Mayan Ruins of Belize
Friday, 19 August 2011 02:37
PDF Print E-mail

Xunantunich (tours available from Hopkins)

A Maya archaeological site in western Belize, about 80 miles (130 km) west of Belize City (Latitude : 17.083 , Longitude : -89.133), in the Cayo District. Xunantunich is located atop a ridge above the Mopan River, within sight of the Guatemala border. Its name means "Stone Woman" in the Maya language (Mopan and Yucatec combination name), and, like many names given to Maya archaeological sites, is a modern name; the ancient name is currently unknown. The "Stone Woman" refers to the ghost of a woman claimed by several people to inhabit the site, beginning in 1892. She is dressed completely in white, and has fire-red glowing eyes. She generally appears in front of "El Castillo", ascends the stone stairs, and disappears into a stone wall.

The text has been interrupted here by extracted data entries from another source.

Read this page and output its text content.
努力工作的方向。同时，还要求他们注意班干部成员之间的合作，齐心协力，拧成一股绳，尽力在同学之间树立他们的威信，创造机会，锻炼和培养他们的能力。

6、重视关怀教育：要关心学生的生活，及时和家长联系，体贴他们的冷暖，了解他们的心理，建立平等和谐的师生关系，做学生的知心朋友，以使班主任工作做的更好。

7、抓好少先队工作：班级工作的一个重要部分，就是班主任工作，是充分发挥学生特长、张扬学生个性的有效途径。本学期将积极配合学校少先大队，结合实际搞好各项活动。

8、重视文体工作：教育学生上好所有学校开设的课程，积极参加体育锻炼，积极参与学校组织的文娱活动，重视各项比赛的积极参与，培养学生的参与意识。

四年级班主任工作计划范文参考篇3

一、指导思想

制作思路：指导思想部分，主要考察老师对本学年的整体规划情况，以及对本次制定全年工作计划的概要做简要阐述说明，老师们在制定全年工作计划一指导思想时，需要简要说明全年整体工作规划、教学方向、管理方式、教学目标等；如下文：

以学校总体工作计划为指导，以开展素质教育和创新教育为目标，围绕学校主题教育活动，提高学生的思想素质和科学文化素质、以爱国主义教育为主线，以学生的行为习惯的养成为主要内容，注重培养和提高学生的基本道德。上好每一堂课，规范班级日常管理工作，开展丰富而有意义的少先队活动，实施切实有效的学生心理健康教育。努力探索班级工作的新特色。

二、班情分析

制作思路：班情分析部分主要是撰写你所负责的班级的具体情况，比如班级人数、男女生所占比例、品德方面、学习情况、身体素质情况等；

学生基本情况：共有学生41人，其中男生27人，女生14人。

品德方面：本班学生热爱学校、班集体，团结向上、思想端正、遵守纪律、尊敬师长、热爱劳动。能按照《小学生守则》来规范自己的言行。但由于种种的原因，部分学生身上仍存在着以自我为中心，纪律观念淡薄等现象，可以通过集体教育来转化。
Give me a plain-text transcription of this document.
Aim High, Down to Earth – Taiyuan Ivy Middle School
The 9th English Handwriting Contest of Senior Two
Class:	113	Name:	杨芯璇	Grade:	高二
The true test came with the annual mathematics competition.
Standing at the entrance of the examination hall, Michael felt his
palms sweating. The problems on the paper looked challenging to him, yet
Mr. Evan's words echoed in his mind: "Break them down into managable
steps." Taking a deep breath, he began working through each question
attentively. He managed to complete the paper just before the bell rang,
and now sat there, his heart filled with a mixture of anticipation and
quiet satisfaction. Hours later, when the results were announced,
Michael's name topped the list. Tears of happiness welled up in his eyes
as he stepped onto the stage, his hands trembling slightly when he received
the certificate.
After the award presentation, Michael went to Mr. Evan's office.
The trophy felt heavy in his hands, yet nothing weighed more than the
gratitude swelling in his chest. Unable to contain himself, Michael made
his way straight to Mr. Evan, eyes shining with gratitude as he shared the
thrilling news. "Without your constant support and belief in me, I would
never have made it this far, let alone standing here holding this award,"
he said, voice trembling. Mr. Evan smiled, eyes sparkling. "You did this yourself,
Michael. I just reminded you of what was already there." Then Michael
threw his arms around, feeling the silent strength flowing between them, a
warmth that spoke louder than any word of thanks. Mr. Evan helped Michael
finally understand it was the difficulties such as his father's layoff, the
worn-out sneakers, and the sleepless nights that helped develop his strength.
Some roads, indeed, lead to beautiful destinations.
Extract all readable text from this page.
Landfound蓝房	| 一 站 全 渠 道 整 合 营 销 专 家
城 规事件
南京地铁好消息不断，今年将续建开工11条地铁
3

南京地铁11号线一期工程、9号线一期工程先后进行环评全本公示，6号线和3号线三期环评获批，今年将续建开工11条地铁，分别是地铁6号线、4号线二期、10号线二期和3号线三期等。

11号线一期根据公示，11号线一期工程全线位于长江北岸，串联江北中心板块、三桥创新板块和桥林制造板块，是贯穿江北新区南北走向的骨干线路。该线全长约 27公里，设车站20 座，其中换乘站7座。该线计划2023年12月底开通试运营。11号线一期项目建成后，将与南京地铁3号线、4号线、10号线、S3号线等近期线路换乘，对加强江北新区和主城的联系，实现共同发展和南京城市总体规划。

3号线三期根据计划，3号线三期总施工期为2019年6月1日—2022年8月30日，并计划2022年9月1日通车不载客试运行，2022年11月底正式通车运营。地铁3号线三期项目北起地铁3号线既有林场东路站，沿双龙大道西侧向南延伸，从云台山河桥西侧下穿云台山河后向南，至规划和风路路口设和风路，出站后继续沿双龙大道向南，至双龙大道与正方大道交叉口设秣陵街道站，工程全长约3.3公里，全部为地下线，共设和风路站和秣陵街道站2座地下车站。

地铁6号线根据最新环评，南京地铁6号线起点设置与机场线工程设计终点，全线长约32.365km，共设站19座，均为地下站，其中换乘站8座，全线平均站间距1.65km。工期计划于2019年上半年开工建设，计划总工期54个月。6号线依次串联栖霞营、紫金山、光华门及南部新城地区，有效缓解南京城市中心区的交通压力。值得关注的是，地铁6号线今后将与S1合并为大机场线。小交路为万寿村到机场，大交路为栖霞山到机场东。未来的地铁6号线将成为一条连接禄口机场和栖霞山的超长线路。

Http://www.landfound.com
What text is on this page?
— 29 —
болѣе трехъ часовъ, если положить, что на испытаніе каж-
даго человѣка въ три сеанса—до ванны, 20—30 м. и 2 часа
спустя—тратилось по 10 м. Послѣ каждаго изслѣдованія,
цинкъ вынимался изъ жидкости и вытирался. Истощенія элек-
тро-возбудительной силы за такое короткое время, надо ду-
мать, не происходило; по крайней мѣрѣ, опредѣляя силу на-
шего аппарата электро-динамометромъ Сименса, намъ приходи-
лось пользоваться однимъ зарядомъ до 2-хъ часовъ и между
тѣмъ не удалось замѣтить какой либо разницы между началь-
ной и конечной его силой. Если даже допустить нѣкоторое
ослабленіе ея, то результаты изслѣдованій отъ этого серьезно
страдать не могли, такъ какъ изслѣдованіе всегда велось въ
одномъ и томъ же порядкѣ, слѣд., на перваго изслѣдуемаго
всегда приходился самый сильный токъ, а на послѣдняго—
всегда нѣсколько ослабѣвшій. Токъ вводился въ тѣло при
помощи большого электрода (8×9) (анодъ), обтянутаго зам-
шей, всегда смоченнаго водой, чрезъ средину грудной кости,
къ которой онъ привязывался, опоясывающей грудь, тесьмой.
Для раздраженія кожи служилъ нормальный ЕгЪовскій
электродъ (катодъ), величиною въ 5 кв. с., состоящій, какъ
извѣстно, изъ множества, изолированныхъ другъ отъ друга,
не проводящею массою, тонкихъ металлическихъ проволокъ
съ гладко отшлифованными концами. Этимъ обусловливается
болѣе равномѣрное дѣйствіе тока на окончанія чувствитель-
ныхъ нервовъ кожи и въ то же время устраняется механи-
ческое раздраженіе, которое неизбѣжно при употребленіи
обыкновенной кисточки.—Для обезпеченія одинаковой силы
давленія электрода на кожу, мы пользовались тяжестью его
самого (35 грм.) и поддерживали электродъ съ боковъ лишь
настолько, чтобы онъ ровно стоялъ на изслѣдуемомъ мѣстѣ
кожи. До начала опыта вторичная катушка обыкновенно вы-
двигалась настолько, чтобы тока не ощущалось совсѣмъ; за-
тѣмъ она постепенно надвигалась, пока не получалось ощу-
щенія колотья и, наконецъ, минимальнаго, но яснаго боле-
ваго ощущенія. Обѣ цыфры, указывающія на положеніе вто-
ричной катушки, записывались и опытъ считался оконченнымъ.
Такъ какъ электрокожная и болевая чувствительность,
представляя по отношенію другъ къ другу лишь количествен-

Cahal Pech (tours available from Hopkins)

 

A Maya site located near the Town of San Ignacio in the Cayo District of Belize. The site was a hilltop palacio home for an elite Maya family, and though most major construction dates to the Classic period, evidence of continuous habitation has been dated to as far back as far as 1200 BCE during the Early Middle Formative period (Early Middle Preclassic), making Cahal Pech one of the oldest recognizably Maya sites in Western Belize. The site rests high near the banks of the Macal River and is strategically located to overlook the confluence of the Macal River and the Mopan River. The site is a collection of 34 structures, with the tallest temple being about 25 meters in height, situated around a central acropolis. The site was abandoned in the 9th century CE for unknown reasons.

Caracol

Historically the most important site, Caracol ('the snail' in Spanish), is located in western Belize, near the border with Guatemala and within the Belizean part of the Peten rainforest. Caracol was the center of one of the largest Maya kingdoms and today contains the extant remains of thousands of structures. The city was an important player in the Classic period political struggles of the southern Maya lowlands, and is known for defeating and subjugating Tikal (while allied with Calakmul, located in Campeche, Mexico).

Cerros

The site of Cerros, located on Chetumal Bay in northern Belize, is notable as one of the earliest Maya sites, reaching its apogee during the Late Preclassic on Chetumal Bay, and for the presence of an E-Group, a unique structural complex found in Maya architecture.

Lamanai

Lamanai, located on the New River in Orange Walk District, is known for being the longest continually-occupied site in Mesoamerica. The initial settlement of Lamanai occurred during the Early Preclassic, and it was continuously occupied up to and through the colonization of the area. During the Spanish conquest of Yucatán, the conquistadores established a Roman Catholic church at Lamanai, but a revolt by the native Maya drove them away. The extant remains of the church are still standing today.